The breakthrough method was jointly developed by a team led by Kazuhiro Kawamura, associate professor at St. Marianna University School of Medicine in Kawasaki, and Stanford University.

The report was published in Proceedings of the National Academy of Science of the United States of America.

According to the team, the woman was 25 when she was diagnosed as having primary ovarian insufficiency. Although she underwent hormone treatment, ovulation did not occur. She had laparoscopic surgery to remove her ovaries when she was 29.

The team cut the ovarian tissue into 1-centimeter pieces, froze them and thawed them three months later, when the woman had recovered from the surgery. They then fragmented them into 1-millimeter pieces and cultivated them in a special culture solution into pre-egg cells. These were then transplanted beneath the serosa covering the woman's fallopian tube.
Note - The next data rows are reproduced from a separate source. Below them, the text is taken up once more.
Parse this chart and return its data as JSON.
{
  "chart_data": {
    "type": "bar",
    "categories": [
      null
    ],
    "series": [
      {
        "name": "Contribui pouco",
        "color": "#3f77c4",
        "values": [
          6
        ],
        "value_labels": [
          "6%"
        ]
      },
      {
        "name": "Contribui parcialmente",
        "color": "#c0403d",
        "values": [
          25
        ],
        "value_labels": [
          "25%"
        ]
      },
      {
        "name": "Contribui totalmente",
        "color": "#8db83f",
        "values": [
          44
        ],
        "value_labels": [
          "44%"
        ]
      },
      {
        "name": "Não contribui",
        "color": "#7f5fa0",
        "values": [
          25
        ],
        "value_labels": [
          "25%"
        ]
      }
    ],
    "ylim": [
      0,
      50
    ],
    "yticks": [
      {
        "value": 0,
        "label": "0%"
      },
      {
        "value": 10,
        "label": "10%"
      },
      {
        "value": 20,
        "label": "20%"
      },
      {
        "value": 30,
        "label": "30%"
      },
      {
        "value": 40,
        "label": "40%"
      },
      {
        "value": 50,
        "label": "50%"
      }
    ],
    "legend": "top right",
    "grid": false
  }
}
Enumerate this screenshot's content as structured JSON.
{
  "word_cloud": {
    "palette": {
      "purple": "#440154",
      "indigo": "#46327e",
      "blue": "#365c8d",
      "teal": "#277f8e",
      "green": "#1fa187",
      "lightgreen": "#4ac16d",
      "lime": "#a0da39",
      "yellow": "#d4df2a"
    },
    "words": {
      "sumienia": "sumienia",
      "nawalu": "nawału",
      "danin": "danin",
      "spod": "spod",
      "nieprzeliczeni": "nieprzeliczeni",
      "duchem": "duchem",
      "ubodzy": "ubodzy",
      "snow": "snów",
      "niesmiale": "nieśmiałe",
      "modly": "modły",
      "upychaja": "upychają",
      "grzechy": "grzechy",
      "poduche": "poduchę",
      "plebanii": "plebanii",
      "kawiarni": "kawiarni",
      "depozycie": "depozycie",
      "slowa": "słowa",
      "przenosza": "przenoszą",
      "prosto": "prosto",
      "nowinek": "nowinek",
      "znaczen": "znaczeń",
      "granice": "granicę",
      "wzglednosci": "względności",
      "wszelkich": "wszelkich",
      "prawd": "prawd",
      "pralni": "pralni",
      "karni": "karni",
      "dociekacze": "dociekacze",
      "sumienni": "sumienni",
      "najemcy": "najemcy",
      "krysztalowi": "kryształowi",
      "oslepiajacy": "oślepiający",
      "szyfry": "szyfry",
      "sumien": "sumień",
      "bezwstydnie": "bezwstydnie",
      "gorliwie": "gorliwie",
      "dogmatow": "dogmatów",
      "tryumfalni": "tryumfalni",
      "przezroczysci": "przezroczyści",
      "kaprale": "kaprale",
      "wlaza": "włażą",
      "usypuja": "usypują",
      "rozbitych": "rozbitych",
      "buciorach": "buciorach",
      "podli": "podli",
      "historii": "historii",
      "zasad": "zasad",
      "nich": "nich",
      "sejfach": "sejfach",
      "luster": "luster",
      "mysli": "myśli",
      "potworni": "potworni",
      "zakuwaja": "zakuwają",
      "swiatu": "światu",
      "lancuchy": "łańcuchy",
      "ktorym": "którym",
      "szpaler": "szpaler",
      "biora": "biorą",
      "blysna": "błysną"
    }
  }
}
The ovum, having then matured inside the woman, was removed to be fertilized in vitro with her husband's sperm.

The embryo was transplanted into the woman, and she gave birth to a healthy boy weighing about 7 pounds last winter.

Kawamura said he hopes to also conduct clinical research involving the method on women whose ovarian functions have declined with age.

Iwaho Kikuchi, associate professor of Juntendo University, said, "It's a blessing the woman gave birth following treatment involving frozen ovary tissue.

"However, doctors need to try this in a number of cases to determine whether this can actually improve the number of babies carried to term."

At least 100,000 women are believed to be suffering from primary ovarian insufficiency, or POI, nationwide. They start to show menopausal symptoms before the age of 40, and due to the deficiency of egg-bearing ovarian follicles, they become infertile. Hormone treatment has been the standard option for these women, but it is still difficult for many of them to get pregnant and carry a baby to term. For women outside of Japan, receiving an egg donated by another woman is a common practice.